The PhilAesthetic Scene will spotlight the Black and Latino artists and organizations that perform, produce, and present music, theater, dance, poetry and visual arts in Philadelphia. A number of upcoming cultural events will also be highlighted on a bi-weekly basis. Artists and organizations can send by email their information about their event, concert, performance, etc., to [email protected]
Sunday, October 8th
Ruth Naomi Floyd
If Abbey Lincoln and Cassandra Wilson sang gospel and spirituals, they would sound like Ruth Naomi Floyd, who has been one of Philadelphia’s best-kept secrets for the last three decades, Based in the jazz idiom, this very versatile singer/composer is one of the few who can take gospel songs and spirituals and make them swing. Ruth will premiere a three-song cycle based on excerpts from three of Frederick Douglass’s speeches, as well as perform her compositions.. Joining Ruth on this date will be a quintet of crack Philly musicians which will feature Keith Loftis on soprano and tenor saxophones, pianist Aaron Graves, guitarist Joshua Stamper, bassist Matthew Parish and drummer Mark Prince. Also joining Ruth & Co. will be the Cairn University Gospel Quartet and special guest violinist Diane Monroe.

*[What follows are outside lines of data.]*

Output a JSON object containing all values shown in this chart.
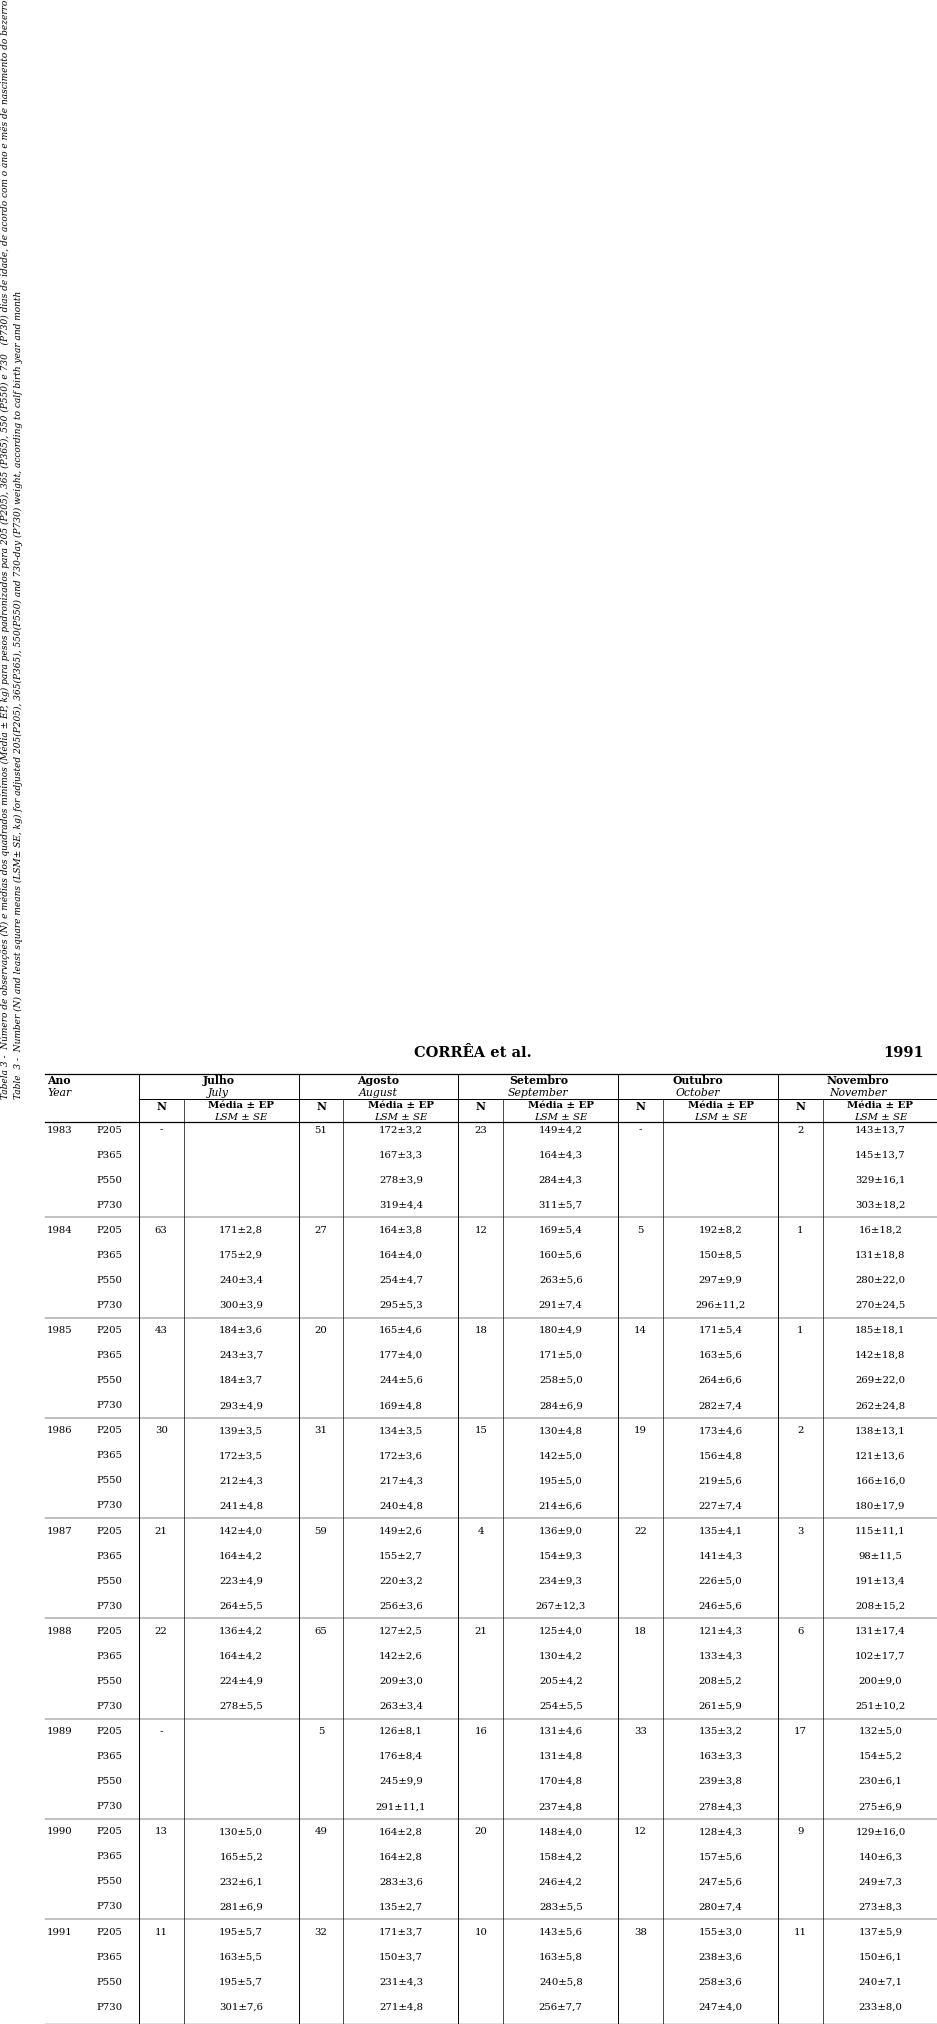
{
  "header_center": "CORRÊA et al.",
  "header_year": "1991",
  "title_pt": "Tabela 3 -  Número de observações (N) e médias dos quadrados mínimos (Média ± EP, kg) para pesos padronizados para 205 (P205), 365 (P365), 550 (P550) e 730",
  "title_pt2": "(P730) dias de idade, de acordo com o ano e mês de nascimento do bezerro",
  "title_en": "Table  3 -  Number (N) and least square means (LSM± SE, kg) for adjusted 205(P205), 365(P365), 550(P550) and 730-day (P730) weight, according to calf birth year and month",
  "rotated_label": "ano e mês de nascimento do bezerro",
  "month_names_pt": [
    "Julho",
    "Agosto",
    "Setembro",
    "Outubro",
    "Novembro"
  ],
  "month_names_en": [
    "July",
    "August",
    "September",
    "October",
    "November"
  ],
  "rows": [
    [
      "1983",
      "P205",
      "-",
      ".",
      "51",
      "172±3,2",
      "23",
      "149±4,2",
      "-",
      ".",
      "2",
      "143±13,7"
    ],
    [
      "",
      "P365",
      "",
      ".",
      "",
      "167±3,3",
      "",
      "164±4,3",
      "",
      ".",
      "",
      "145±13,7"
    ],
    [
      "",
      "P550",
      "",
      ".",
      "",
      "278±3,9",
      "",
      "284±4,3",
      "",
      ".",
      "",
      "329±16,1"
    ],
    [
      "",
      "P730",
      "",
      ".",
      "",
      "319±4,4",
      "",
      "311±5,7",
      "",
      ".",
      "",
      "303±18,2"
    ],
    [
      "1984",
      "P205",
      "63",
      "171±2,8",
      "27",
      "164±3,8",
      "12",
      "169±5,4",
      "5",
      "192±8,2",
      "1",
      "16±18,2"
    ],
    [
      "",
      "P365",
      "",
      "175±2,9",
      "",
      "164±4,0",
      "",
      "160±5,6",
      "",
      "150±8,5",
      "",
      "131±18,8"
    ],
    [
      "",
      "P550",
      "",
      "240±3,4",
      "",
      "254±4,7",
      "",
      "263±5,6",
      "",
      "297±9,9",
      "",
      "280±22,0"
    ],
    [
      "",
      "P730",
      "",
      "300±3,9",
      "",
      "295±5,3",
      "",
      "291±7,4",
      "",
      "296±11,2",
      "",
      "270±24,5"
    ],
    [
      "1985",
      "P205",
      "43",
      "184±3,6",
      "20",
      "165±4,6",
      "18",
      "180±4,9",
      "14",
      "171±5,4",
      "1",
      "185±18,1"
    ],
    [
      "",
      "P365",
      "",
      "243±3,7",
      "",
      "177±4,0",
      "",
      "171±5,0",
      "",
      "163±5,6",
      "",
      "142±18,8"
    ],
    [
      "",
      "P550",
      "",
      "184±3,7",
      "",
      "244±5,6",
      "",
      "258±5,0",
      "",
      "264±6,6",
      "",
      "269±22,0"
    ],
    [
      "",
      "P730",
      "",
      "293±4,9",
      "",
      "169±4,8",
      "",
      "284±6,9",
      "",
      "282±7,4",
      "",
      "262±24,8"
    ],
    [
      "1986",
      "P205",
      "30",
      "139±3,5",
      "31",
      "134±3,5",
      "15",
      "130±4,8",
      "19",
      "173±4,6",
      "2",
      "138±13,1"
    ],
    [
      "",
      "P365",
      "",
      "172±3,5",
      "",
      "172±3,6",
      "",
      "142±5,0",
      "",
      "156±4,8",
      "",
      "121±13,6"
    ],
    [
      "",
      "P550",
      "",
      "212±4,3",
      "",
      "217±4,3",
      "",
      "195±5,0",
      "",
      "219±5,6",
      "",
      "166±16,0"
    ],
    [
      "",
      "P730",
      "",
      "241±4,8",
      "",
      "240±4,8",
      "",
      "214±6,6",
      "",
      "227±7,4",
      "",
      "180±17,9"
    ],
    [
      "1987",
      "P205",
      "21",
      "142±4,0",
      "59",
      "149±2,6",
      "4",
      "136±9,0",
      "22",
      "135±4,1",
      "3",
      "115±11,1"
    ],
    [
      "",
      "P365",
      "",
      "164±4,2",
      "",
      "155±2,7",
      "",
      "154±9,3",
      "",
      "141±4,3",
      "",
      "98±11,5"
    ],
    [
      "",
      "P550",
      "",
      "223±4,9",
      "",
      "220±3,2",
      "",
      "234±9,3",
      "",
      "226±5,0",
      "",
      "191±13,4"
    ],
    [
      "",
      "P730",
      "",
      "264±5,5",
      "",
      "256±3,6",
      "",
      "267±12,3",
      "",
      "246±5,6",
      "",
      "208±15,2"
    ],
    [
      "1988",
      "P205",
      "22",
      "136±4,2",
      "65",
      "127±2,5",
      "21",
      "125±4,0",
      "18",
      "121±4,3",
      "6",
      "131±17,4"
    ],
    [
      "",
      "P365",
      "",
      "164±4,2",
      "",
      "142±2,6",
      "",
      "130±4,2",
      "",
      "133±4,3",
      "",
      "102±17,7"
    ],
    [
      "",
      "P550",
      "",
      "224±4,9",
      "",
      "209±3,0",
      "",
      "205±4,2",
      "",
      "208±5,2",
      "",
      "200±9,0"
    ],
    [
      "",
      "P730",
      "",
      "278±5,5",
      "",
      "263±3,4",
      "",
      "254±5,5",
      "",
      "261±5,9",
      "",
      "251±10,2"
    ],
    [
      "1989",
      "P205",
      "-",
      ".",
      "5",
      "126±8,1",
      "16",
      "131±4,6",
      "33",
      "135±3,2",
      "17",
      "132±5,0"
    ],
    [
      "",
      "P365",
      "",
      ".",
      "",
      "176±8,4",
      "",
      "131±4,8",
      "",
      "163±3,3",
      "",
      "154±5,2"
    ],
    [
      "",
      "P550",
      "",
      ".",
      "",
      "245±9,9",
      "",
      "170±4,8",
      "",
      "239±3,8",
      "",
      "230±6,1"
    ],
    [
      "",
      "P730",
      "",
      ".",
      "",
      "291±11,1",
      "",
      "237±4,8",
      "",
      "278±4,3",
      "",
      "275±6,9"
    ],
    [
      "1990",
      "P205",
      "13",
      "130±5,0",
      "49",
      "164±2,8",
      "20",
      "148±4,0",
      "12",
      "128±4,3",
      "9",
      "129±16,0"
    ],
    [
      "",
      "P365",
      "",
      "165±5,2",
      "",
      "164±2,8",
      "",
      "158±4,2",
      "",
      "157±5,6",
      "",
      "140±6,3"
    ],
    [
      "",
      "P550",
      "",
      "232±6,1",
      "",
      "283±3,6",
      "",
      "246±4,2",
      "",
      "247±5,6",
      "",
      "249±7,3"
    ],
    [
      "",
      "P730",
      "",
      "281±6,9",
      "",
      "135±2,7",
      "",
      "283±5,5",
      "",
      "280±7,4",
      "",
      "273±8,3"
    ],
    [
      "1991",
      "P205",
      "11",
      "195±5,7",
      "32",
      "171±3,7",
      "10",
      "143±5,6",
      "38",
      "155±3,0",
      "11",
      "137±5,9"
    ],
    [
      "",
      "P365",
      "",
      "163±5,5",
      "",
      "150±3,7",
      "",
      "163±5,8",
      "",
      "238±3,6",
      "",
      "150±6,1"
    ],
    [
      "",
      "P550",
      "",
      "195±5,7",
      "",
      "231±4,3",
      "",
      "240±5,8",
      "",
      "258±3,6",
      "",
      "240±7,1"
    ],
    [
      "",
      "P730",
      "",
      "301±7,6",
      "",
      "271±4,8",
      "",
      "256±7,7",
      "",
      "247±4,0",
      "",
      "233±8,0"
    ]
  ]
}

Chatlos Chapel, Cairn University,
200 Manor Ave., Langhorne, PA
Tuesday, October 10 – Saturday, October 14
Bahia Week in Philly
The Brazilian State of Bahia is the home of perhaps the oldest and largest community of African descendants in the Americas, with enslaved peoples coming from Nigeria, the Congo and Angola. It also is the largest repository of African-based music, religion, and culture in Brazil. Bahia Week Festival 2017 is the renewal of a celebration held for the first time in 1984 in Philadelphia. Curated by Ken Dossar, retired Professor of African Studies at Temple University and an authority on Afro-Brazilian culture, this year’s events aim to stimulate tourism growth in Bahia. Activities will be held in Philly from October 10-14. These include cultural events, panels and seminars, with a view to promoting business between Bahia and Pennsylvania. Highlighting the celebration will be a concert on Friday, October 13 by five musicians from Salvador, Bahia singer Juliana Ribeiro, Giba Conceciao, Isaias Rebelo, Marcos Bezzera, and Giroux Wanzalier.

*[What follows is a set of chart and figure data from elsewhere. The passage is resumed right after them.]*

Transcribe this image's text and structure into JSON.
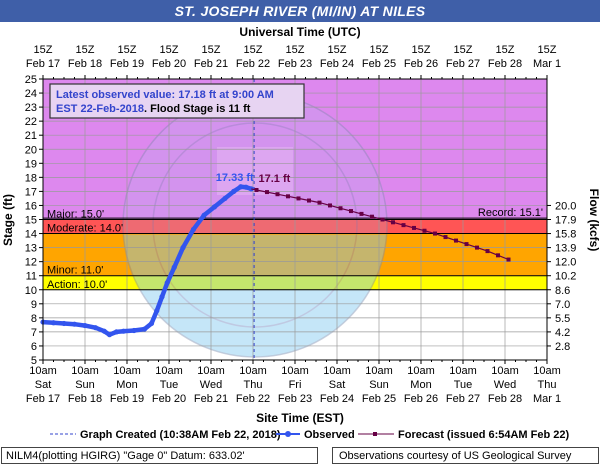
{
  "title": "ST. JOSEPH RIVER (MI/IN) AT NILES",
  "top_axis_title": "Universal Time (UTC)",
  "bottom_axis_title": "Site Time (EST)",
  "left_axis_title": "Stage (ft)",
  "right_axis_title": "Flow (kcfs)",
  "info_box": {
    "line1": "Latest observed value: 17.18 ft at 9:00 AM",
    "line2_a": "EST 22-Feb-2018",
    "line2_b": ". Flood Stage is 11 ft"
  },
  "legend": {
    "graph_created": "Graph Created (10:38AM Feb 22, 2018)",
    "observed": "Observed",
    "forecast": "Forecast (issued 6:54AM Feb 22)"
  },
  "footer": {
    "left": "NILM4(plotting HGIRG) \"Gage 0\" Datum: 633.02'",
    "right": "Observations courtesy of US Geological Survey"
  },
  "colors": {
    "title_bg": "#3f5fa8",
    "major": "#dd88ee",
    "moderate": "#ff5555",
    "minor": "#ffa500",
    "action": "#ffff00",
    "observed": "#3355ee",
    "forecast": "#660044"
  },
  "chart_data": {
    "type": "line",
    "title": "ST. JOSEPH RIVER (MI/IN) AT NILES",
    "xlabel": "Site Time (EST)",
    "ylabel": "Stage (ft)",
    "y2label": "Flow (kcfs)",
    "ylim": [
      5,
      25
    ],
    "xlim": [
      "2018-02-17 10:00",
      "2018-03-01 10:00"
    ],
    "grid": true,
    "bottom_ticks": [
      {
        "time": "10am",
        "day": "Sat",
        "date": "Feb 17"
      },
      {
        "time": "10am",
        "day": "Sun",
        "date": "Feb 18"
      },
      {
        "time": "10am",
        "day": "Mon",
        "date": "Feb 19"
      },
      {
        "time": "10am",
        "day": "Tue",
        "date": "Feb 20"
      },
      {
        "time": "10am",
        "day": "Wed",
        "date": "Feb 21"
      },
      {
        "time": "10am",
        "day": "Thu",
        "date": "Feb 22"
      },
      {
        "time": "10am",
        "day": "Fri",
        "date": "Feb 23"
      },
      {
        "time": "10am",
        "day": "Sat",
        "date": "Feb 24"
      },
      {
        "time": "10am",
        "day": "Sun",
        "date": "Feb 25"
      },
      {
        "time": "10am",
        "day": "Mon",
        "date": "Feb 26"
      },
      {
        "time": "10am",
        "day": "Tue",
        "date": "Feb 27"
      },
      {
        "time": "10am",
        "day": "Wed",
        "date": "Feb 28"
      },
      {
        "time": "10am",
        "day": "Thu",
        "date": "Mar 1"
      }
    ],
    "top_ticks": [
      {
        "time": "15Z",
        "date": "Feb 17"
      },
      {
        "time": "15Z",
        "date": "Feb 18"
      },
      {
        "time": "15Z",
        "date": "Feb 19"
      },
      {
        "time": "15Z",
        "date": "Feb 20"
      },
      {
        "time": "15Z",
        "date": "Feb 21"
      },
      {
        "time": "15Z",
        "date": "Feb 22"
      },
      {
        "time": "15Z",
        "date": "Feb 23"
      },
      {
        "time": "15Z",
        "date": "Feb 24"
      },
      {
        "time": "15Z",
        "date": "Feb 25"
      },
      {
        "time": "15Z",
        "date": "Feb 26"
      },
      {
        "time": "15Z",
        "date": "Feb 27"
      },
      {
        "time": "15Z",
        "date": "Feb 28"
      },
      {
        "time": "15Z",
        "date": "Mar 1"
      }
    ],
    "y_ticks": [
      5,
      6,
      7,
      8,
      9,
      10,
      11,
      12,
      13,
      14,
      15,
      16,
      17,
      18,
      19,
      20,
      21,
      22,
      23,
      24,
      25
    ],
    "flow_ticks": [
      {
        "stage": 6,
        "label": "2.8"
      },
      {
        "stage": 7,
        "label": "4.2"
      },
      {
        "stage": 8,
        "label": "5.5"
      },
      {
        "stage": 9,
        "label": "7.0"
      },
      {
        "stage": 10,
        "label": "8.6"
      },
      {
        "stage": 11,
        "label": "10.2"
      },
      {
        "stage": 12,
        "label": "12.0"
      },
      {
        "stage": 13,
        "label": "13.9"
      },
      {
        "stage": 14,
        "label": "15.8"
      },
      {
        "stage": 15,
        "label": "17.9"
      },
      {
        "stage": 16,
        "label": "20.0"
      }
    ],
    "flood_categories": [
      {
        "name": "Major",
        "label": "Major: 15.0'",
        "from": 15,
        "to": 25
      },
      {
        "name": "Moderate",
        "label": "Moderate: 14.0'",
        "from": 14,
        "to": 15
      },
      {
        "name": "Minor",
        "label": "Minor: 11.0'",
        "from": 11,
        "to": 14
      },
      {
        "name": "Action",
        "label": "Action: 10.0'",
        "from": 10,
        "to": 11
      }
    ],
    "record_label": "Record: 15.1'",
    "record_stage": 15.1,
    "graph_created": "2018-02-22 10:38",
    "observed_peak_label": "17.33 ft",
    "forecast_label": "17.1 ft",
    "observed": [
      [
        "2018-02-17 10:00",
        7.7
      ],
      [
        "2018-02-17 16:00",
        7.65
      ],
      [
        "2018-02-17 22:00",
        7.6
      ],
      [
        "2018-02-18 04:00",
        7.55
      ],
      [
        "2018-02-18 10:00",
        7.45
      ],
      [
        "2018-02-18 16:00",
        7.3
      ],
      [
        "2018-02-18 21:00",
        7.05
      ],
      [
        "2018-02-19 00:00",
        6.8
      ],
      [
        "2018-02-19 04:00",
        7.0
      ],
      [
        "2018-02-19 08:00",
        7.05
      ],
      [
        "2018-02-19 14:00",
        7.1
      ],
      [
        "2018-02-19 20:00",
        7.2
      ],
      [
        "2018-02-20 00:00",
        7.6
      ],
      [
        "2018-02-20 03:00",
        8.5
      ],
      [
        "2018-02-20 06:00",
        9.5
      ],
      [
        "2018-02-20 09:00",
        10.5
      ],
      [
        "2018-02-20 13:00",
        11.6
      ],
      [
        "2018-02-20 18:00",
        13.0
      ],
      [
        "2018-02-21 00:00",
        14.3
      ],
      [
        "2018-02-21 06:00",
        15.3
      ],
      [
        "2018-02-21 12:00",
        15.9
      ],
      [
        "2018-02-21 18:00",
        16.5
      ],
      [
        "2018-02-21 23:00",
        17.0
      ],
      [
        "2018-02-22 03:00",
        17.33
      ],
      [
        "2018-02-22 06:00",
        17.3
      ],
      [
        "2018-02-22 09:00",
        17.18
      ]
    ],
    "forecast": [
      [
        "2018-02-22 12:00",
        17.1
      ],
      [
        "2018-02-22 18:00",
        16.95
      ],
      [
        "2018-02-23 00:00",
        16.8
      ],
      [
        "2018-02-23 06:00",
        16.65
      ],
      [
        "2018-02-23 12:00",
        16.5
      ],
      [
        "2018-02-23 18:00",
        16.35
      ],
      [
        "2018-02-24 00:00",
        16.2
      ],
      [
        "2018-02-24 06:00",
        16.0
      ],
      [
        "2018-02-24 12:00",
        15.8
      ],
      [
        "2018-02-24 18:00",
        15.6
      ],
      [
        "2018-02-25 00:00",
        15.4
      ],
      [
        "2018-02-25 06:00",
        15.2
      ],
      [
        "2018-02-25 12:00",
        15.0
      ],
      [
        "2018-02-25 18:00",
        14.8
      ],
      [
        "2018-02-26 00:00",
        14.6
      ],
      [
        "2018-02-26 06:00",
        14.4
      ],
      [
        "2018-02-26 12:00",
        14.2
      ],
      [
        "2018-02-26 18:00",
        14.0
      ],
      [
        "2018-02-27 00:00",
        13.75
      ],
      [
        "2018-02-27 06:00",
        13.5
      ],
      [
        "2018-02-27 12:00",
        13.25
      ],
      [
        "2018-02-27 18:00",
        13.0
      ],
      [
        "2018-02-28 00:00",
        12.75
      ],
      [
        "2018-02-28 06:00",
        12.45
      ],
      [
        "2018-02-28 12:00",
        12.15
      ]
    ]
  }
}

Philadelphia Clef Club of Jazz & Performing Arts
738 S. Broad St. at Fitzwater
Saturday, October 14
J. Michael Harrison Presents: “Bridge @ The Bride”
J. Michael Harrison is one of the most popular radio hosts on WRTI. His weekly show, “The Bridge,” has showcased the best in progressive jazz for 20 years.
The Philadelphia jazz community comes out to celebrate this anniversary with a concert featuring Hannibal Lokumbe, Clef Club Alumni Joseph Block and Nazir Ebo, Dave Burrell, Alfie Pollit, Tyrone Brown, Allan Nelson, Arnetta Johnson, and Joshua Sims.